Fabien est surveillant au Louvre. Il aime son métier. Il aime aussi Mathilde. Celle-ci le présente à sa famille, dans la vaste maison de campagne près d’Angers. Non sans appréhension, car le clan Benion est un peu spécial. Il y a son père, Louis, qui est à la tête depuis 1975 de l’entreprise familiale de meubles, fondée en 1947, et ses deux frères, Maxime, l’aîné, et Joseph. Ils ne sont pas méchants, plutôt maladroits et ont un humour qui n’est pas forcément subtil.
Le fait que Fabien travaille au Louvre est une coïncidence bienvenue, puisqu’ils viennent de retrouver au grenier, le tableau d’un aïeul, peint au XIXe siècle. C’est une affreuse toile représentant un pauvre clébard qui louche. Que vaut le travail de l’ancêtre ? demandent les Benion. Est-ce une croûte ou un chef-d’œuvre ? Fabien, bien emmerdé, botte vaguement en touche. Alors, pour les Benion, la cause est entendue, tant que l’inverse n’est pas prouvé, nul doute que le tableau ait sa place sur les cimaises du musée du Louvre ! On s’en amuse et Fabien espère que tout ça n’est qu’une lubie. Jusqu’au jour où, les deux frangins débarquent au Louvre et s’enquièrent de ses démarches. Le Chien qui louche au Louvre serait la preuve de son engagement pour marquer son entrée dans la famille Benion ! Alors là, Fabien est très mal. C’est de Monsieur André Balouchi que viendra son salut. Il est l’un des visiteurs les plus assidus du musée et fait partie de la très secrète République du Louvre, qui s’intéresse au bizarre, à l’aléatoire, à l’improbable… De quiproquos pittoresques, en malentendus drolatiques et autres hypothèses irréalistes, Le Chien qui louche sera pourtant bel et bien accroché, et de façon définitive, dans l’une des salles les plus fréquentées du musée, tout près, très, très près même, du Radeau de la Méduse de Géricault… ! Et les Benion, en rangs serrés, de passer de l’autre côté de la Seine, à la conquête de l’Académie Française ! Mais oui, on ne vous a pas tout dit : l’aïeul a aussi commis quelques écrits…

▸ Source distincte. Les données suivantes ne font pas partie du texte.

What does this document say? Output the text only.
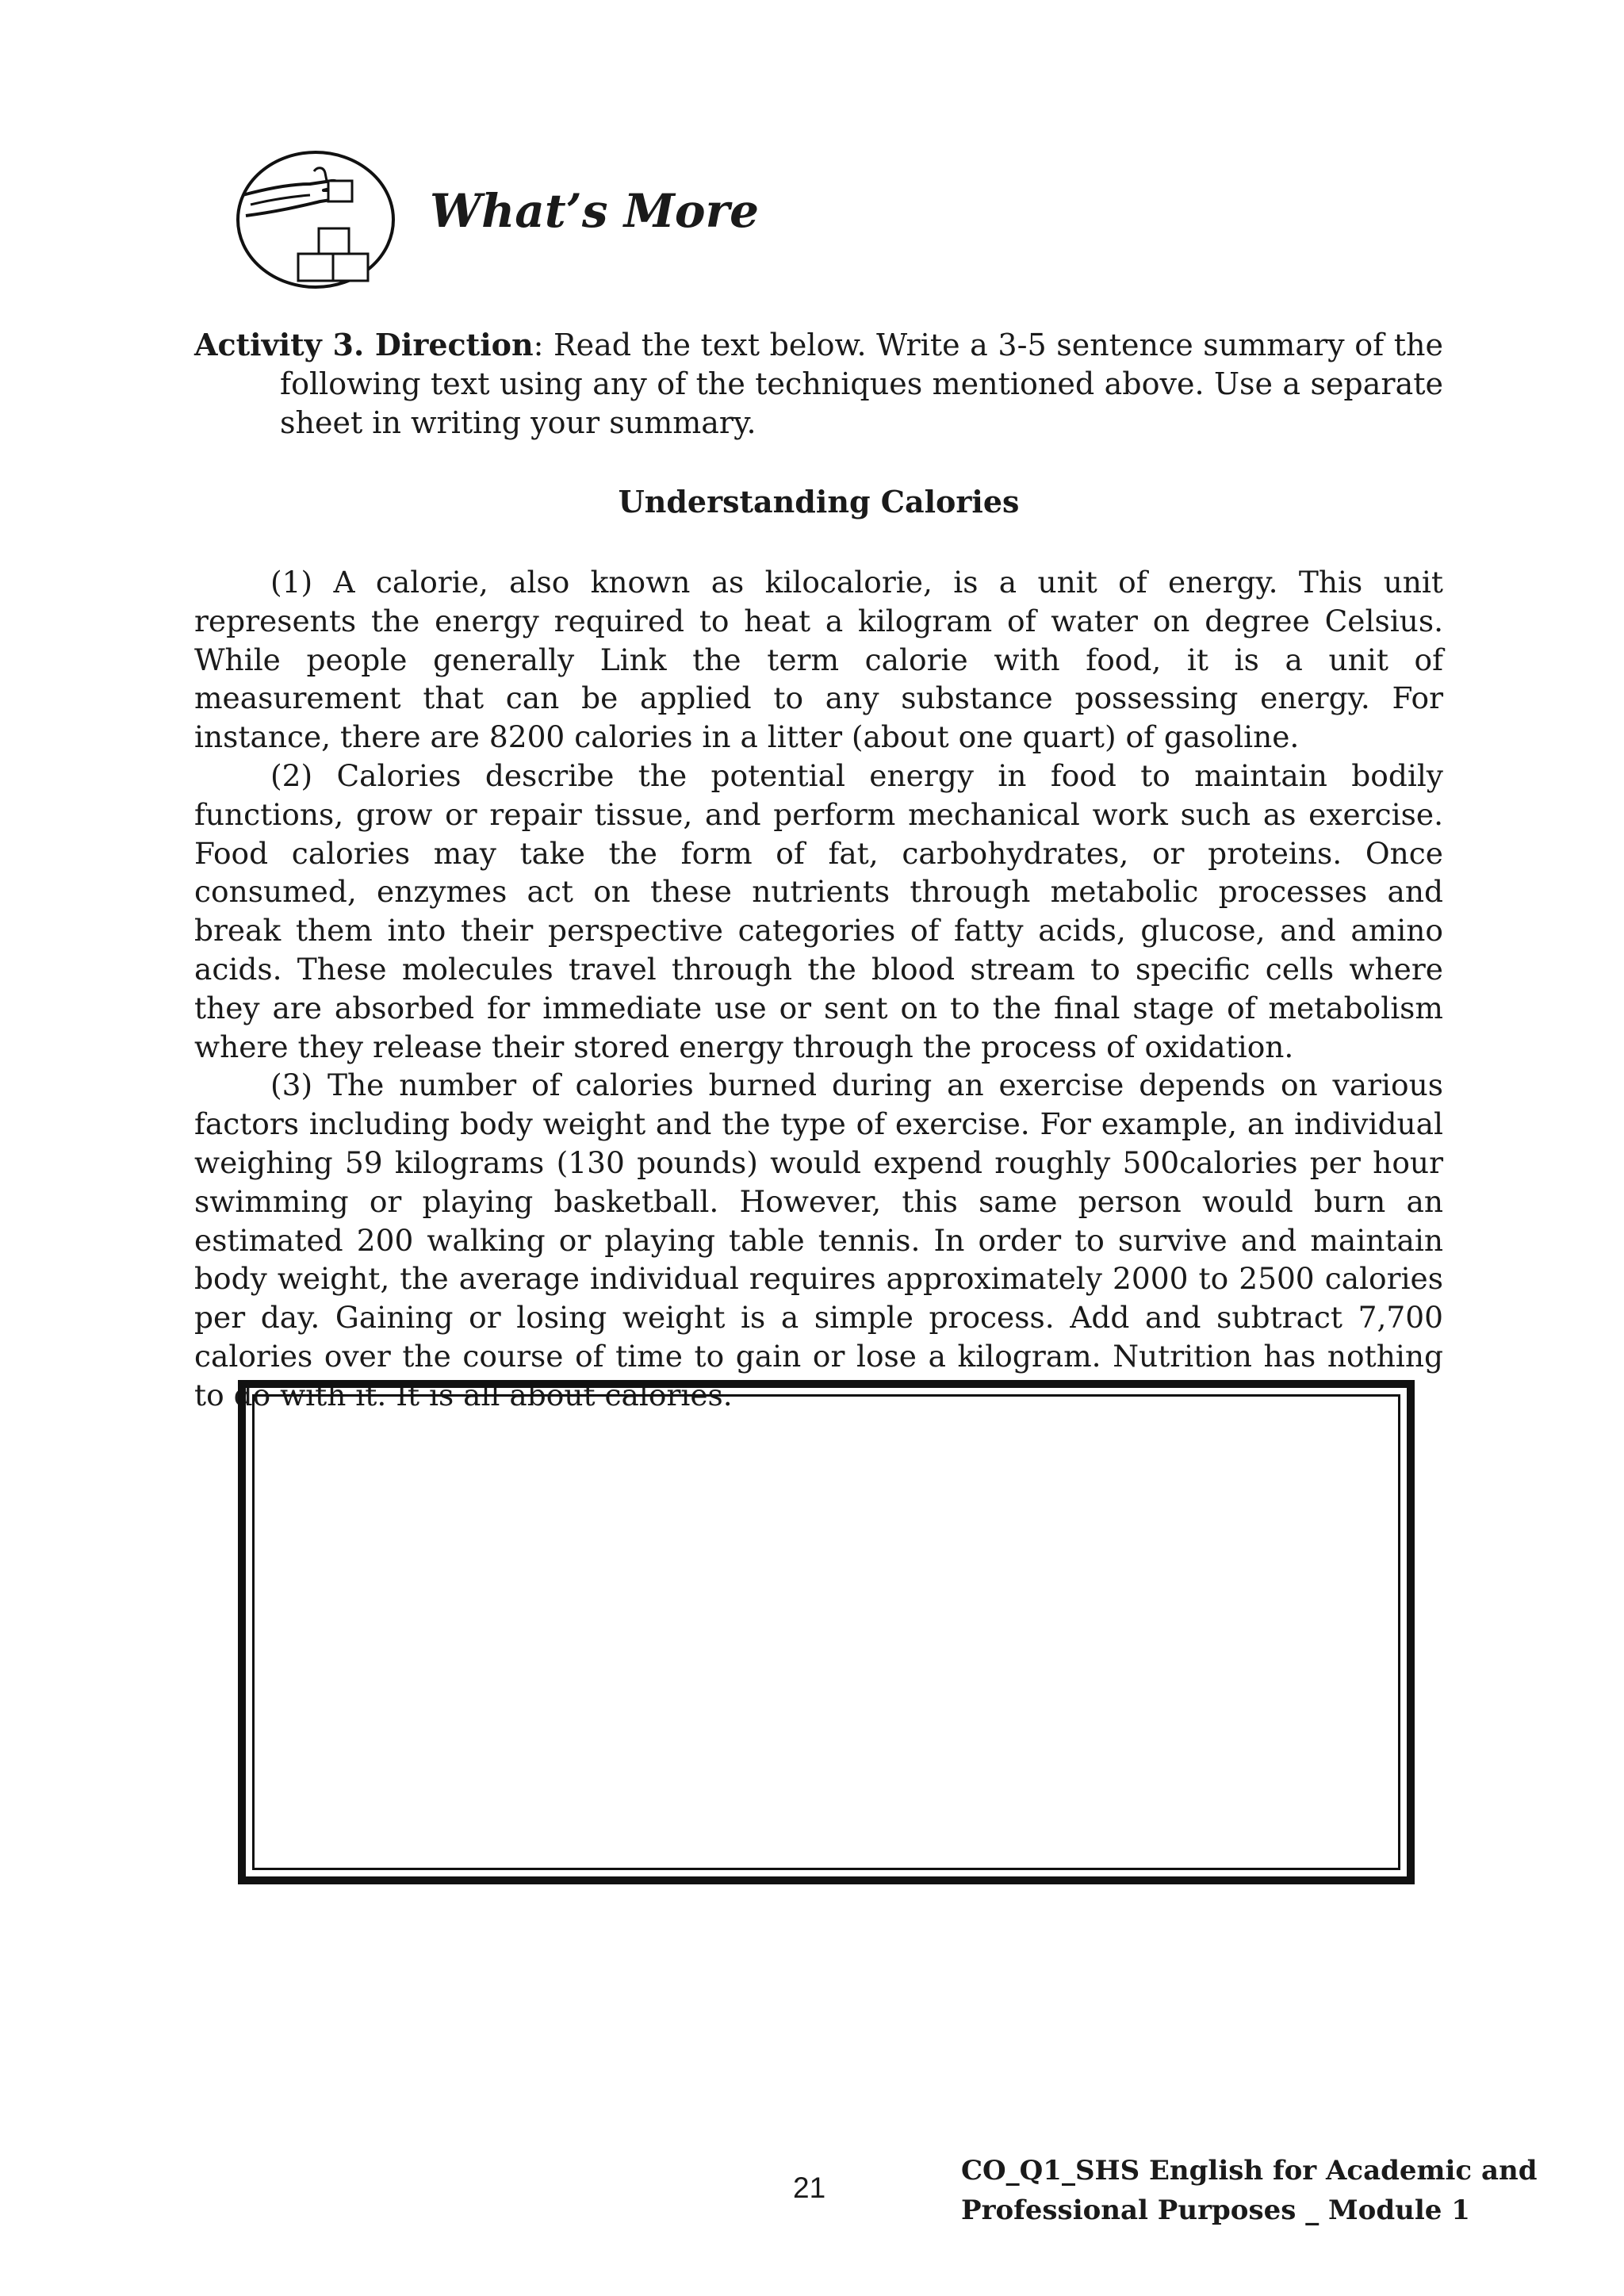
What’s More

Activity 3. Direction: Read the text below. Write a 3-5 sentence summary of the following text using any of the techniques mentioned above. Use a separate sheet in writing your summary.

Understanding Calories

(1) A calorie, also known as kilocalorie, is a unit of energy. This unit represents the energy required to heat a kilogram of water on degree Celsius. While people generally Link the term calorie with food, it is a unit of measurement that can be applied to any substance possessing energy. For instance, there are 8200 calories in a litter (about one quart) of gasoline.

(2) Calories describe the potential energy in food to maintain bodily functions, grow or repair tissue, and perform mechanical work such as exercise. Food calories may take the form of fat, carbohydrates, or proteins. Once consumed, enzymes act on these nutrients through metabolic processes and break them into their perspective categories of fatty acids, glucose, and amino acids. These molecules travel through the blood stream to specific cells where they are absorbed for immediate use or sent on to the final stage of metabolism where they release their stored energy through the process of oxidation.

(3) The number of calories burned during an exercise depends on various factors including body weight and the type of exercise. For example, an individual weighing 59 kilograms (130 pounds) would expend roughly 500calories per hour swimming or playing basketball. However, this same person would burn an estimated 200 walking or playing table tennis. In order to survive and maintain body weight, the average individual requires approximately 2000 to 2500 calories per day. Gaining or losing weight is a simple process. Add and subtract 7,700 calories over the course of time to gain or lose a kilogram. Nutrition has nothing to do with it. It is all about calories.

21

CO_Q1_SHS English for Academic and
Professional Purposes _ Module 1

Cet album est une magnifique chronique sociale, comme le sont souvent les ouvrages d’Etienne Davodeau. L’histoire qui peut, à première vue, paraître simple, arrive à combiner différentes intrigues, qui permettent, une fois de plus à l’auteur, de s’en sortir brillamment.
Tout d’abord, Davodeau aborde avec humour et précision la sempiternelle question : Qui ou qu’est ce qui fait qu’une œuvre mérite sa place au musée ? C’est une remise en question sur le point de vue de chacun, qui est-on pour juger l’œuvre d’une vie ?
On trouve ensuite dans ce récit, l’idée farfelue du cambriolage à l’envers tel que l’avait réalisé l’artiste britannique Bansky. Pour ceux qui ne connaissent pas, en 2005, il réussit à placer des œuvres factices dans plusieurs américains (dont le MoMA et au musée américain d’histoire naturelle de New York !) et britanniques (dont le British Museum !). Il s’agissait d’un dessin au fusain d’un homme préhistorique. Davodeau fait le même « casse » avec sa république du Louvre et son Chien qui Louche.
Tout ceci sur fond d’histoire d’amour et d’intégration. Jusqu’où Fabien est il prêt à aller pour se faire accepter dans sa belle-famille ?
Autant de questions qui trouvent réponse dans cet excellent album, illustré de façon classique pour l’auteur, mais, qui permet à l’œil averti de le reconnaître dès la première page. On ne cherche pas dans le dessin d’Etienne Davodeau autant de détails que pour d’autres auteurs, le but n’étant pas là ! Ses illustrations sont au service d’une remarquable histoire.
A quelques jours du festival d’Angoulême où cet album est nominé, je ferais bien du Chien qui Louche mon favori.